Re: 7870 / Core 17 / Project 8900 not folding

Posted: Fri Aug 09, 2013 8:36 pm
by bruce
The message "exception: Force RMSE error..." sounds like a calculation error to me as to the messages after that point. If the errors can be "cured" by reducing clock rates, by changing drivers, or by getting a new WU remains to be seen.

After a WU fails, it is assigned to someone else to be completed. If it's successfully completed, we have to assume something is wrong with your hardware. If it fails repeatedly, we have to assume the data in the WU is corrupt and cannot be calculated. Nobody else has returned this WU yet, so I'll flag it for follow-up.

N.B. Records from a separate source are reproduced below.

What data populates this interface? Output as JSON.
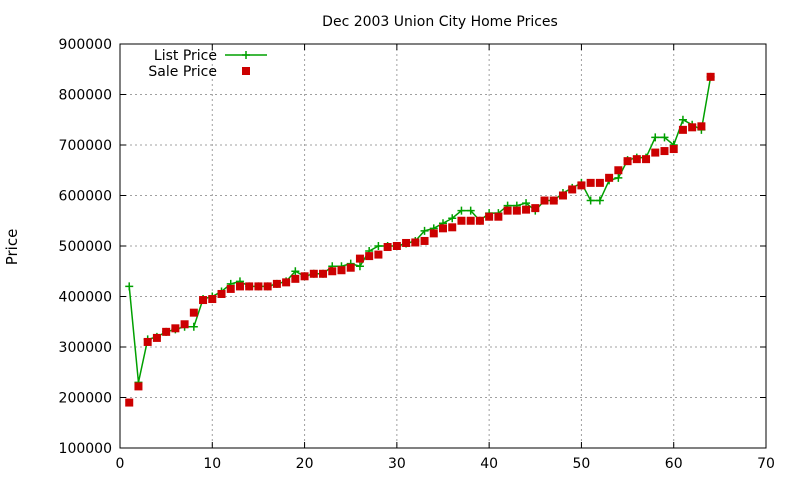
{
  "chart_data": {
    "type": "line",
    "title": "Dec 2003 Union City Home Prices",
    "xlabel": "",
    "ylabel": "Price",
    "xlim": [
      0,
      70
    ],
    "ylim": [
      100000,
      900000
    ],
    "xticks": [
      "0",
      "10",
      "20",
      "30",
      "40",
      "50",
      "60",
      "70"
    ],
    "yticks": [
      "100000",
      "200000",
      "300000",
      "400000",
      "500000",
      "600000",
      "700000",
      "800000",
      "900000"
    ],
    "grid": true,
    "legend_position": "top-left",
    "series": [
      {
        "name": "List Price",
        "style": "line-plus",
        "color": "#00a000",
        "x": [
          1,
          2,
          3,
          4,
          5,
          6,
          7,
          8,
          9,
          10,
          11,
          12,
          13,
          14,
          15,
          16,
          17,
          18,
          19,
          20,
          21,
          22,
          23,
          24,
          25,
          26,
          27,
          28,
          29,
          30,
          31,
          32,
          33,
          34,
          35,
          36,
          37,
          38,
          39,
          40,
          41,
          42,
          43,
          44,
          45,
          46,
          47,
          48,
          49,
          50,
          51,
          52,
          53,
          54,
          55,
          56,
          57,
          58,
          59,
          60,
          61,
          62,
          63,
          64
        ],
        "values": [
          420000,
          230000,
          315000,
          320000,
          330000,
          335000,
          340000,
          340000,
          395000,
          400000,
          410000,
          425000,
          430000,
          420000,
          420000,
          420000,
          425000,
          430000,
          450000,
          440000,
          445000,
          445000,
          460000,
          460000,
          465000,
          460000,
          490000,
          500000,
          500000,
          500000,
          505000,
          510000,
          530000,
          535000,
          545000,
          555000,
          570000,
          570000,
          550000,
          565000,
          565000,
          580000,
          580000,
          585000,
          570000,
          590000,
          590000,
          605000,
          615000,
          625000,
          590000,
          590000,
          630000,
          635000,
          670000,
          675000,
          675000,
          715000,
          715000,
          700000,
          750000,
          740000,
          730000,
          835000
        ]
      },
      {
        "name": "Sale Price",
        "style": "square-points",
        "color": "#cc0000",
        "x": [
          1,
          2,
          3,
          4,
          5,
          6,
          7,
          8,
          9,
          10,
          11,
          12,
          13,
          14,
          15,
          16,
          17,
          18,
          19,
          20,
          21,
          22,
          23,
          24,
          25,
          26,
          27,
          28,
          29,
          30,
          31,
          32,
          33,
          34,
          35,
          36,
          37,
          38,
          39,
          40,
          41,
          42,
          43,
          44,
          45,
          46,
          47,
          48,
          49,
          50,
          51,
          52,
          53,
          54,
          55,
          56,
          57,
          58,
          59,
          60,
          61,
          62,
          63,
          64
        ],
        "values": [
          190000,
          222000,
          310000,
          318000,
          330000,
          337000,
          345000,
          368000,
          393000,
          395000,
          405000,
          415000,
          420000,
          420000,
          420000,
          420000,
          425000,
          428000,
          435000,
          440000,
          445000,
          445000,
          450000,
          452000,
          457000,
          475000,
          480000,
          483000,
          498000,
          500000,
          506000,
          507000,
          510000,
          525000,
          535000,
          537000,
          550000,
          550000,
          550000,
          558000,
          558000,
          570000,
          570000,
          572000,
          575000,
          590000,
          590000,
          600000,
          612000,
          620000,
          625000,
          625000,
          635000,
          650000,
          668000,
          672000,
          672000,
          685000,
          688000,
          692000,
          730000,
          735000,
          737000,
          835000
        ]
      }
    ]
  }
}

Re: 7870 / Core 17 / Project 8900 not folding

Posted: Sat Aug 10, 2013 1:11 am
by folding_hoomer
The delay you describe is the normal behavior of Core17.
First the WU starts using one full core of the CPU to prepare the data (the faster the CPU, the shorter the delay in "switching to the GPU") - and once data were "ready" the GPU starts calculating them.
At that moment the CPU-utilisation is reduced to several percent for the rest of the WU.

Re: 7870 / Core 17 / Project 8900 not folding

Posted: Sun Aug 11, 2013 10:56 pm
by aluiaam
I just want to provide a bit a closure to this thread, though not really a solution. Friday evening I tried again to start folding that P8900 WU. After restarting the slot there were the same symptoms previously described; then after about four and a half minutes my screen went crazy and the system rebooted. When the desktop came up, FAHControl started, the CPU started folding, and according to GPU-Z the GPU was folding. As of writing this it's completed two P8900 WUs without a hitch. To address the overclock stability issue, it has been folding for almost 48 hours at the same clocks I've been gaming with (1100/1350 MHz). For the sake of diagnosis I'm sorry to say I didn't explicitly change anything. The only thing different was that the computer rebooted. Go figure. :e?:

Re: 7870 / Core 17 / Project 8900 not folding

Posted: Mon Aug 12, 2013 3:22 am
by 7im
Since you had already rebooted before then really nothing changed... And yet it did change.

Re: 7870 / Core 17 / Project 8900 not folding

Posted: Mon Aug 12, 2013 4:17 am
by bruce
The reassigned WU was completed by someone else. The fact that your computer was unable to perform the same calculation seems to be due to what we call "unstable"

Hi aluiaamPC (team 211754),
Your WU (P8900 R22 C1 G90) was added to the stats database on 2013-08-09 10:00:36 for 0 points of credit.
Hi xxx (team xxx),
Your WU (P8900 R22 C1 G90) was added to the stats database on 2013-08-11 05:01:32 for 11532 points of credit.